# Locate main water line into home



## gqbq73 (Apr 4, 2011)

Hello All,

Without digging up my whole yard, is there any way to figure out where the main water line enters my home and if so how deep is it usually buried. I know where the supply meter is and I tried digging a little but I'll be darned if i can find it. I would have thought it would have been on the side of the house with the spicket but the main supply meter is on the other side.

I hope i explained this right but this is driving me Crazy.

Thanks

BillQ


----------



## LateralConcepts (Jun 6, 2010)

Depending on where you're located, they're typically 3' or deeper. Frost line here in Idaho is about 32". It needs to be deeper than that. 

Is the meter in the house or out near the curb? Usually it's a direct line from the meter to the house. There's typically no sure fire way to locate a water line due to variances in piping. If there's plastic repairs or dielectric unions anywhere in the line without a tracer wire, you're out of luck. 

If you know that it's all metal; you can however, try calling 811 and ask who they recommend for private water line locates in your area. 

You could also try witchin' it..


----------



## pyper (Jul 1, 2009)

If your house isn't on a slab, then just look underneath. You'll see it come up out of the ground (crawl space) or through the wall (basement).

If it's on a slab, then it might typically run in a straight line to the water heater.


----------



## gqbq73 (Apr 4, 2011)

Thank you all for your responses. We live in Florida about 20 miles from daytona beach so our soil is sand. Home is on a slab and i think 3 ft might be a tad too deep but you never know. Guess i need to call 811 and see if they can suggest someone.
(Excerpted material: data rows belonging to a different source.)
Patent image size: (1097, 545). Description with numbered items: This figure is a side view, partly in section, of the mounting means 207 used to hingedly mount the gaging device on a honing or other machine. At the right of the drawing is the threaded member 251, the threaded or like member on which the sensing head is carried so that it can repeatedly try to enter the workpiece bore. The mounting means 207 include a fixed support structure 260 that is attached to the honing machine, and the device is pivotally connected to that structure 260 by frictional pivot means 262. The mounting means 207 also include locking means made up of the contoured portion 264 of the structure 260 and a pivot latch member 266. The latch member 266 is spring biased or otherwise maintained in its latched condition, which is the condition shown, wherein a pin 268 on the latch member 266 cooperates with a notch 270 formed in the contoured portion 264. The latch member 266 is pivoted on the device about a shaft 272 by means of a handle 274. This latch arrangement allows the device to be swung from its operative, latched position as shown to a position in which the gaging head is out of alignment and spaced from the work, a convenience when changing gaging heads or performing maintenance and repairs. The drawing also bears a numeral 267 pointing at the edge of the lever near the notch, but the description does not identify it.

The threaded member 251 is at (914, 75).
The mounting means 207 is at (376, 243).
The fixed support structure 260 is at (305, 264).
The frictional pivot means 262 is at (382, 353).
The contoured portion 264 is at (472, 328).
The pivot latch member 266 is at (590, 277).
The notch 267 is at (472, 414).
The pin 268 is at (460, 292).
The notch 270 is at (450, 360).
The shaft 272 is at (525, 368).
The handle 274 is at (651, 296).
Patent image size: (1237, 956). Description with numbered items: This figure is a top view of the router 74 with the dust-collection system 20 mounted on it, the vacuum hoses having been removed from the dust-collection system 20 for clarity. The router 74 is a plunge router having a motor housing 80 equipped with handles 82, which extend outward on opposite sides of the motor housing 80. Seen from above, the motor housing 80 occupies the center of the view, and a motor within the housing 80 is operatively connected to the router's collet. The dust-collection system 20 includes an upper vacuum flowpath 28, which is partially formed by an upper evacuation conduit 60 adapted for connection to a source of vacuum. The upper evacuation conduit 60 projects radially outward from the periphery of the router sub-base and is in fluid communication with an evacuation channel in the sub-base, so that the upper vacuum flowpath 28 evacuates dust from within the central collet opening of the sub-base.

I really do appreciate all your help.


Thanks Again


----------



## LateralConcepts (Jun 6, 2010)

gqbq73 said:


> Thank you all for your responses. We live in Florida about 20 miles from daytona beach so our soil is sand. Home is on a slab and i think 3 ft might be a tad too deep but you never know. Guess i need to call 811 and see if they can suggest someone. I really do appreciate all your help.
> 
> 
> Thanks Again


Sounds good. Keep us posted


----------